Author Archives: Mansi Narula

An Approach to Achieve Scalability and Availability of Data Stores


Today there has been an explosion of the web, specifically in social networks and users of ecommerce applications, that corresponds to an explosion in the sheer volume of data we must deal with. The web has become so ubiquitous that it is used by everyone, from the scientists in 1990s, who used it for exchanging scientific documents, to five-year-olds today exchanging emoticons about kittens. There comes the need of scalability, which is the potential of a system, network, or process to be enlarged in order to accommodate that data growth.

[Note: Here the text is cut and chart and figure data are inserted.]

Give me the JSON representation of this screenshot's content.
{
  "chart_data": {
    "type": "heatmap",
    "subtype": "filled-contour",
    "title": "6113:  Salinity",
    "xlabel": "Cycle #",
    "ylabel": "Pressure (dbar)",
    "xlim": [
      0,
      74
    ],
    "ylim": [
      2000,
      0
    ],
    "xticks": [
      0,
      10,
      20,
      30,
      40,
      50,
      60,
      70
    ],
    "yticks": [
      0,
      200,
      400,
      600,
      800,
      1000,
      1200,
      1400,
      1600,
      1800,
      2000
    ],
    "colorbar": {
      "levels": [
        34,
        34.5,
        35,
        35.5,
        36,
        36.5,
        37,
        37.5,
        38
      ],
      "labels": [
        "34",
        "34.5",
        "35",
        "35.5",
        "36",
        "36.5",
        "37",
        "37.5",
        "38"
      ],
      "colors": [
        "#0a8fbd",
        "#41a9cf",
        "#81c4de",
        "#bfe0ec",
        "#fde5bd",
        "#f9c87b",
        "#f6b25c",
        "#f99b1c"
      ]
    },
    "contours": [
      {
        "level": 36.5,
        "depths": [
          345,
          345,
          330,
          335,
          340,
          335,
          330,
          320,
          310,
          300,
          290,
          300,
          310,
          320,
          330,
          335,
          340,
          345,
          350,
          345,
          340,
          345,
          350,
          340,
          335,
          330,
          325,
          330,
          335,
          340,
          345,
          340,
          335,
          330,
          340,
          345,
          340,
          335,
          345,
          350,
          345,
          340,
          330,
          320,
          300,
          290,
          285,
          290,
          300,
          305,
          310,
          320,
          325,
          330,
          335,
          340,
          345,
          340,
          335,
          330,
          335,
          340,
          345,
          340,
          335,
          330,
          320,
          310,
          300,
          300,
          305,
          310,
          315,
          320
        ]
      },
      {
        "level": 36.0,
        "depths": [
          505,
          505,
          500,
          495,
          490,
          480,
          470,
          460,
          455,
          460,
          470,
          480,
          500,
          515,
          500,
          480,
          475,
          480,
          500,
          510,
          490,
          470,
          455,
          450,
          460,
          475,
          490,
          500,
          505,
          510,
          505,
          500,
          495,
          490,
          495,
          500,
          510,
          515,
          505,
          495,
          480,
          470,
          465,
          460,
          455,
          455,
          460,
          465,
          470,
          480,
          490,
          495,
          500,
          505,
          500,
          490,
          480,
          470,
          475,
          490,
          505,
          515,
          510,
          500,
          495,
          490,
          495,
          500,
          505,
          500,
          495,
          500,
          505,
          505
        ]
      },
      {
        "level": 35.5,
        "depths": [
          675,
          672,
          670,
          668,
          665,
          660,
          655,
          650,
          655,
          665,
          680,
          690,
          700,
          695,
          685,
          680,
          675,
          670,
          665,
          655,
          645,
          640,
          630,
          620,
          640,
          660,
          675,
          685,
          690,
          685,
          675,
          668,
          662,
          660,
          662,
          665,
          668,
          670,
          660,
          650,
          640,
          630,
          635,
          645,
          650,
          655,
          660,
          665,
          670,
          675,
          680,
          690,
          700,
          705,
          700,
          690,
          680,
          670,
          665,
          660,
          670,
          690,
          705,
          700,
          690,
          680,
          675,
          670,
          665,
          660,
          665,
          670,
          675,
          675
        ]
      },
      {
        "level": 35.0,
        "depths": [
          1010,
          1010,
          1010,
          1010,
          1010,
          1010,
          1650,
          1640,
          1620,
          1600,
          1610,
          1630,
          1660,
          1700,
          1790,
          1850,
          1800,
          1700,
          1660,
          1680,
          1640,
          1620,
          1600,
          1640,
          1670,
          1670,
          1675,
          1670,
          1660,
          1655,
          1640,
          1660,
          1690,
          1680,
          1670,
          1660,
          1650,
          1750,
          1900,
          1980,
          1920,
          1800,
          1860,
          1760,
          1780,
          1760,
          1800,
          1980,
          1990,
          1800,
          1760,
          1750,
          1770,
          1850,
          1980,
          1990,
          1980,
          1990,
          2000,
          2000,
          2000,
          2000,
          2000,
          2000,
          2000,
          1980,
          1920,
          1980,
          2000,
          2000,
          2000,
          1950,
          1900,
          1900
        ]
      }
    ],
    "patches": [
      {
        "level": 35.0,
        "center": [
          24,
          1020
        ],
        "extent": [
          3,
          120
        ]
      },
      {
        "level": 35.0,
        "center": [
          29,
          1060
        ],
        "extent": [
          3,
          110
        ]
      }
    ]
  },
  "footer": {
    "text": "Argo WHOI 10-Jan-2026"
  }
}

The web has virtually brought the world closer, which means there is no such thing as “down time” anymore. Business hours are 24/7, with buyers shopping in disparate time zones. Thereby, a necessity for high availability of the data stores arises. This blog post provides a course of action required to achieve scalability and availability for data stores.

This article covers the following methods to provide a scalable and highly available data stores for applications.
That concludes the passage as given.